Manicom: I think it’s important, but we’ll probably never know China’s exact role. The latest round of talks, which was on the implementation of the nutritional assistance and the inspection, was in Beijing. We’re still waiting on North Korea to reach out to the IAEA.

So China’s hosting this, but it’s very difficult to tell whether China is whispering into the ear of Kim Jong Un. The North Koreans have always been independent of China. People think the Chinese have had influence , and I think they do, or at least they used to, but the North Koreans are not a client state of China. In fact, a lot of the time they’re a liability in China’s broader-reaching concerns. So the Chinese may have had a role, but there’s very little evidence right now that they were integral in this happening.

CIGI: Some observers will see this as the Obama administration’s position of “strategic patience” beginning to pay dividends, however tenuously.

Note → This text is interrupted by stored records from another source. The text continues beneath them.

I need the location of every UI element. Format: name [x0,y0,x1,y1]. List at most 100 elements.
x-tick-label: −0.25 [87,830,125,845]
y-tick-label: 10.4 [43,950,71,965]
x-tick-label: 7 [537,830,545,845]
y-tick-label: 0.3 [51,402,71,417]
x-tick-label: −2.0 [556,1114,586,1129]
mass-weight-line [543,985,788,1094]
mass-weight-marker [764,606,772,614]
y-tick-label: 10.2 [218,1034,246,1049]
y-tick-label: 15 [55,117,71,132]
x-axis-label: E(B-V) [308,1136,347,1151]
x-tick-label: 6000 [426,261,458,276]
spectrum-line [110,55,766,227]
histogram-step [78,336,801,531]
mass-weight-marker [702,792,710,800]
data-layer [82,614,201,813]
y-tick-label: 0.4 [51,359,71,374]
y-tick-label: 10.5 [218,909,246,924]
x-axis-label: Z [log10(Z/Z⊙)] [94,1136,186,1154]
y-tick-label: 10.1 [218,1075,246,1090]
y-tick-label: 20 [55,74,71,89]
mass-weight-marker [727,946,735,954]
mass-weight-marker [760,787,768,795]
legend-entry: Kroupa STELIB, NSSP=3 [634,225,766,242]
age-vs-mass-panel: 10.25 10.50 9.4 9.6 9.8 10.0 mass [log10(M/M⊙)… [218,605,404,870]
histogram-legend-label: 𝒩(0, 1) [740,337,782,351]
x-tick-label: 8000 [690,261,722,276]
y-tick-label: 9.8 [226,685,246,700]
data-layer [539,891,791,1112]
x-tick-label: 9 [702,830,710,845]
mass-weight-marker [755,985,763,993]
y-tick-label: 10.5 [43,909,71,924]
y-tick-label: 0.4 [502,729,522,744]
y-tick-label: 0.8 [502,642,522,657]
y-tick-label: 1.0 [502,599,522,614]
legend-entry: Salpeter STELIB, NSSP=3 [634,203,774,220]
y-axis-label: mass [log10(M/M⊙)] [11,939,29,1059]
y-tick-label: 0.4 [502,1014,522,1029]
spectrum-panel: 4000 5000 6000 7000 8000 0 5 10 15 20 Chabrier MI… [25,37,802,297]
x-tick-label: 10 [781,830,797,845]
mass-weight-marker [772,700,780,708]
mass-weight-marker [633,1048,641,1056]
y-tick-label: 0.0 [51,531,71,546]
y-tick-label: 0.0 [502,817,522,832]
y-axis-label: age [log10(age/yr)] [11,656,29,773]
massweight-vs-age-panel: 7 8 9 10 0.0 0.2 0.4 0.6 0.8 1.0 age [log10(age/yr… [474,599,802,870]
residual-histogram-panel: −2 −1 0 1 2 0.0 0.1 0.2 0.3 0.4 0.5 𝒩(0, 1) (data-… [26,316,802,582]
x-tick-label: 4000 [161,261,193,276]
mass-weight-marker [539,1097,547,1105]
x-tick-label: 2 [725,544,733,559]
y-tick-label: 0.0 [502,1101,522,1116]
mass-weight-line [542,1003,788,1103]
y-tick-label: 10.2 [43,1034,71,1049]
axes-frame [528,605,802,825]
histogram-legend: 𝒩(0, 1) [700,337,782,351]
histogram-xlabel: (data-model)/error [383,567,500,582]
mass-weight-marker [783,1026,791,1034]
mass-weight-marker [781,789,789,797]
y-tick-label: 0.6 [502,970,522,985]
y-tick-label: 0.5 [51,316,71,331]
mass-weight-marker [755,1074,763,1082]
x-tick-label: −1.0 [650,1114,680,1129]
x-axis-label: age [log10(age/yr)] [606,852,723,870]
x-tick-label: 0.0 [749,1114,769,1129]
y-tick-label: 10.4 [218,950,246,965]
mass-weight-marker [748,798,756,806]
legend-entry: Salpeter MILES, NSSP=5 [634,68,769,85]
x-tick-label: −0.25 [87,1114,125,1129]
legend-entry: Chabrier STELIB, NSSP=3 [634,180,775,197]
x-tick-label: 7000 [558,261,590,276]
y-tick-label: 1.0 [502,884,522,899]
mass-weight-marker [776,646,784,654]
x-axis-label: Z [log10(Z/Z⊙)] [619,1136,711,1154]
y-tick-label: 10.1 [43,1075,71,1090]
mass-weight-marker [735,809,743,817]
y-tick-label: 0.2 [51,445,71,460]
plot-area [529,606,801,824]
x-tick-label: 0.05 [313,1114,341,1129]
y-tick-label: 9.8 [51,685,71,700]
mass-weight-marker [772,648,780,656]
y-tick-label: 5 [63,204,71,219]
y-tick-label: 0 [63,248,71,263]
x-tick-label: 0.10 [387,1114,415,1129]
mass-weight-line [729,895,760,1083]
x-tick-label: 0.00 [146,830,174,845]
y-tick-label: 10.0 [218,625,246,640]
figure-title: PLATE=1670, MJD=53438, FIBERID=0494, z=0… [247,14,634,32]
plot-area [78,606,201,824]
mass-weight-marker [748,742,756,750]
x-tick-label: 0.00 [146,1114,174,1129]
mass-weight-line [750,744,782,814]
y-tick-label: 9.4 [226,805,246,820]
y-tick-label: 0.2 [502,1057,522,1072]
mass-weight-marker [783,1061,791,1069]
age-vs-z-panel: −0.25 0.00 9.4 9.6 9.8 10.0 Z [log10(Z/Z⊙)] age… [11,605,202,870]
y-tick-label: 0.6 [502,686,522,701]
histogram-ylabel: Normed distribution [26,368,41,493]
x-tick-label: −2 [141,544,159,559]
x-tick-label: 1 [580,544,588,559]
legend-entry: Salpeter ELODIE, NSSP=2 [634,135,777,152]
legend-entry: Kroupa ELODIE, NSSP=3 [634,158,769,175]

What’s your reading of this, particularly in light of the increased calls for the US to take unilateral action — or bilateral action with Israel — to stop Iran’s nuclear activities?

Manicom: The important difference there is we think Iran has a weapons program and we know North Korean has a bomb. There are two paths to having a nuclear weapons program — plutonium and uranium — and North Korea has both. We think the Iranians are enriching uranium with a view to building a bomb, because that’s why you enrich uranium. But unlike North Korea, which signed up for the Non-proliferation Treaty (NPT) and then withdrew, Iran is still a member of the NPT, and has signed the additional protocol, which has a more intrusive inspection regime. But they still try to keep the inspectors out on occasion, which looks suspicious.

So on the basis that the two programs are at very different stages, I don’t think there a lot of takeaway lessons between the two situations, except for to say the Iranians are learning from the North Koreans. They’ll be watching this very closely.